Because there is no systematic way to monitor cases, defendants may simply be forgotten in prison. Data collected by the legal aid organisation, Network of University Legal Aid Institutions, shows that there are more than 160 cases where defendants have not been assigned a date for their next trial. “Some of them last attended court in 2017,” the network’s Charissa Kabir told me.
Another factor that exacerbates crowding is the practice of imprisoning convicts unable to pay small fines for minor offences. Research by Prawa, a Nigerian security, justice and development NGO, found that up to 80% of inmates were living on less than $130 per month prior to arrest.
Income lost during remand combined with legal expenses often leave convicts deep in debt and unable to pay, meaning many serve between six and 12 months in prison instead. Up to 90% of inmates the presidential committee has released fall into this category. “Fines are paid by the government, and sometimes Nigerian NGOs”, said the committee secretary, Leticia Ayoola-Daniels.
Numerous cases reflect extreme poverty. “We found a scenario where a pregnant woman was said to have stolen cassava, and she was there awaiting trial for almost four years,” said Justice Bello. “It’s lamentable.” Shortly after arriving in prison, the woman miscarried.

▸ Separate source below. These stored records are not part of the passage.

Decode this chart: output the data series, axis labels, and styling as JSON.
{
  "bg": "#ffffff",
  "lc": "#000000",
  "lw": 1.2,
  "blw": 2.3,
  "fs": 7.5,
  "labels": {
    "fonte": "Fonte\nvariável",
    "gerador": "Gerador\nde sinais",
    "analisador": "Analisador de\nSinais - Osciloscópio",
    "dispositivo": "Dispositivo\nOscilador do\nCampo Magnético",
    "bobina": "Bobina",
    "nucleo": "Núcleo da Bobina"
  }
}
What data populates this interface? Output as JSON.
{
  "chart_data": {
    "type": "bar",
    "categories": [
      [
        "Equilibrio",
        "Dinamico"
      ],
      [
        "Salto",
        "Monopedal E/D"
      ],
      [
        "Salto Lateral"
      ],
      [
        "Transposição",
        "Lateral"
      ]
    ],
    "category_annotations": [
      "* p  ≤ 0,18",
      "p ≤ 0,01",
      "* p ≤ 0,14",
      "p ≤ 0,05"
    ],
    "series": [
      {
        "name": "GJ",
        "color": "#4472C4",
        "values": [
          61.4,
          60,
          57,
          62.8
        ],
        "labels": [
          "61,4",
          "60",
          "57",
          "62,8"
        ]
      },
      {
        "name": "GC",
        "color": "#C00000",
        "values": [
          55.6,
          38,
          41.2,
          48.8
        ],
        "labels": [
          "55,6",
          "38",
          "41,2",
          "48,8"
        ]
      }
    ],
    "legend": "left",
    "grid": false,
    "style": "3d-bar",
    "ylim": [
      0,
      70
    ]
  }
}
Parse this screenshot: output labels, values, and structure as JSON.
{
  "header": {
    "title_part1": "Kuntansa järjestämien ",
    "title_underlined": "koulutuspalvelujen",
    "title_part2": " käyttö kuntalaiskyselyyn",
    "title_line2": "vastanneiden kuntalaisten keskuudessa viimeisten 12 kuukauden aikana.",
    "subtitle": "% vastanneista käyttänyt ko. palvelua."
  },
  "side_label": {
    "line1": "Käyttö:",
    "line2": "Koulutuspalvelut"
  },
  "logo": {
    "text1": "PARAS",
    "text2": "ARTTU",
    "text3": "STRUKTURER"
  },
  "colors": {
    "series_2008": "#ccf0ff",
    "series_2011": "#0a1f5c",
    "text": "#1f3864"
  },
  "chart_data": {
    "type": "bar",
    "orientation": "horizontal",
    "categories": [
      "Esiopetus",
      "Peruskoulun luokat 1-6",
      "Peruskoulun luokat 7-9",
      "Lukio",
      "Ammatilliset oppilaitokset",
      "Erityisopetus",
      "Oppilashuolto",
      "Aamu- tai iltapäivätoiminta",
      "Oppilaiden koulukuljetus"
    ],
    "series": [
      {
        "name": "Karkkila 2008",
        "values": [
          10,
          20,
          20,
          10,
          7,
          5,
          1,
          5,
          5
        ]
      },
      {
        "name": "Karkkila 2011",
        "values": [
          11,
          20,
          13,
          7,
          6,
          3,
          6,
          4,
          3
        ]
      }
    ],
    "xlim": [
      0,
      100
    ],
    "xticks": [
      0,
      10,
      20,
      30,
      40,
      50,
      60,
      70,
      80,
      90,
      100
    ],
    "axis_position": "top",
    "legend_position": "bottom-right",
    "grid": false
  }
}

He worries about the damage prisons inflicted on defendants behind bars. “To be in prison is a very dangerous thing. Some of them have attained some level of mental deterioration because of the horrendous nature of the environment they live in,” he said.
The judge seems to be trying to activate the justice system by shaking its conscience rather than by devising a new judgment – the usual tactic for activist judges. He invites officials who have unresolved cases to prison to face defendants, and account for what went wrong. By admonishing lax lawyers and judges he turns turns lapses which previously went unnoticed into a source of personal and professional shame.

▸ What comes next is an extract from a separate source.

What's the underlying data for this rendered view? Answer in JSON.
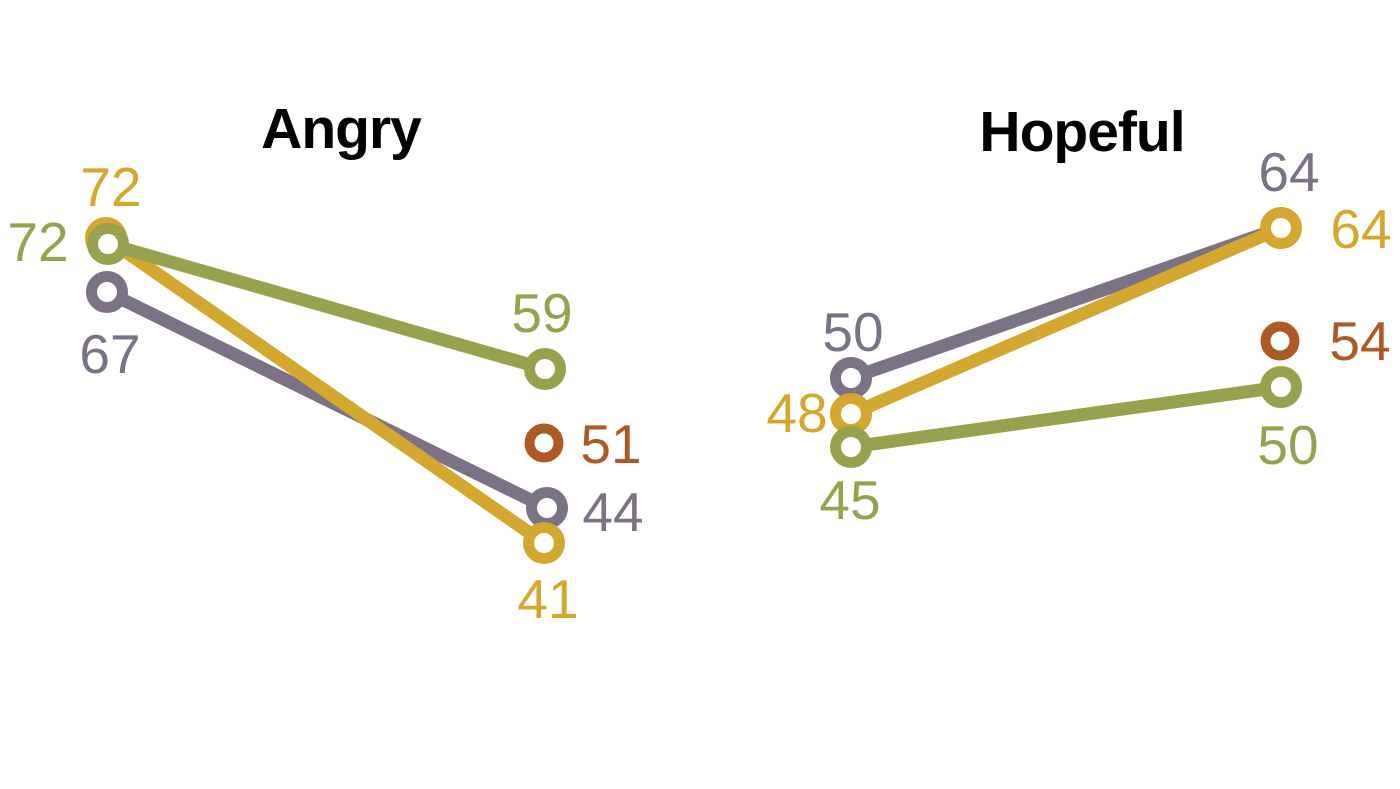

“The visits do try to restore fairness, in the sense that they acknowledge that lapses in the administration of justice have resulted in the loss of freedom,” said Melissa Omene, a lawyer who has worked across government and civil society justice reform efforts.
“Addressing a practitioner’s failure to carry out his duty requires more than simply calling on him to do so. Did he fail to act due to a lack of interest or resources? Did he fail to act for political reasons, or fear? Each of these will require a different reform strategy.”

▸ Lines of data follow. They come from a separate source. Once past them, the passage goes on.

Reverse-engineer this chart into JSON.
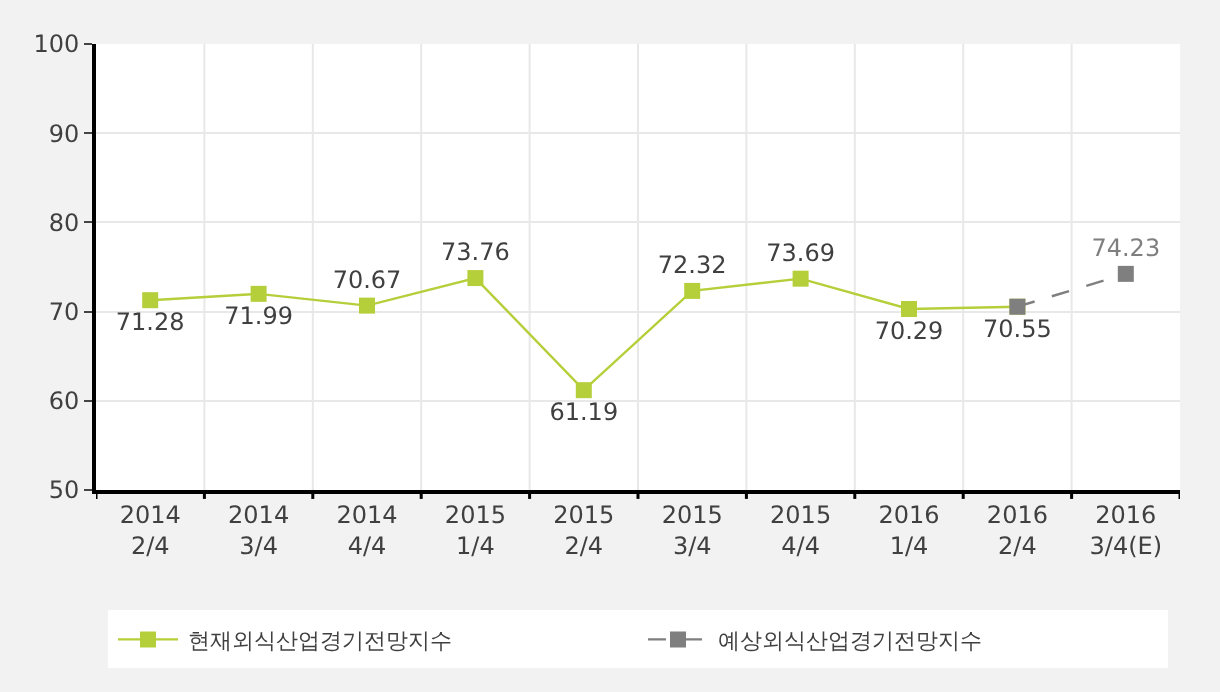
{
  "chart_data": {
    "type": "line",
    "categories": [
      "2014\n2/4",
      "2014\n3/4",
      "2014\n4/4",
      "2015\n1/4",
      "2015\n2/4",
      "2015\n3/4",
      "2015\n4/4",
      "2016\n1/4",
      "2016\n2/4",
      "2016\n3/4(E)"
    ],
    "series": [
      {
        "name": "현재외식산업경기전망지수",
        "color": "#b5cf3a",
        "line_style": "solid",
        "values": [
          71.28,
          71.99,
          70.67,
          73.76,
          61.19,
          72.32,
          73.69,
          70.29,
          70.55,
          null
        ],
        "value_labels": [
          "71.28",
          "71.99",
          "70.67",
          "73.76",
          "61.19",
          "72.32",
          "73.69",
          "70.29",
          "70.55",
          null
        ]
      },
      {
        "name": "예상외식산업경기전망지수",
        "color": "#7f7f7f",
        "line_style": "dashed",
        "values": [
          null,
          null,
          null,
          null,
          null,
          null,
          null,
          null,
          70.55,
          74.23
        ],
        "value_labels": [
          null,
          null,
          null,
          null,
          null,
          null,
          null,
          null,
          null,
          "74.23"
        ]
      }
    ],
    "ylim": [
      50,
      100
    ],
    "yticks": [
      50,
      60,
      70,
      80,
      90,
      100
    ],
    "grid": true,
    "legend": "bottom",
    "marker": "square"
  }
}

Justice officials need to be able to see into their own systems in order to detect and manage problems. To do that, they need better data. A quieter but potentially transformative piece of the committee’s work is the rollout of a federal prison (now corrections) information management system (Cims) as part of its wider efforts to establish a national criminal justice database.
Cims has been partially implementing in 16 states, but only one prison is making full use of the platform. It features an early warning system that alerts the attorney general if an inmate stays on remand beyond 90 days, and allows officials to identify and hold to account officials and departments that cause unreasonable delays.
If well managed, Cims could regulate some of the chaos that currently governs the lives of inmates. At the very least, digital records will make it harder for them to officially disappear. But it’s is only part of the solution. If not backed by political clout and people able to use the data, Cims risks remaining a technical solution to a political problem.
Nigeria’s justice system has been the subject of numerous reform efforts over the past two decades. Committees have been formed, new laws passed, presidents come and go, and people like Chukwudi continue to lose years of their lives to a system that cannot or fails to detect those who fall through its cracks.
Despite Chukwudi’s ordeal and everything he’s lost, when he compares himself with other former inmates, he still considers himself one of the lucky ones. Every Sunday morning his congregation files into the little church he has coaxed to life. The room fills with people, music and choruses of prayer, and it makes him feel a part of something holy.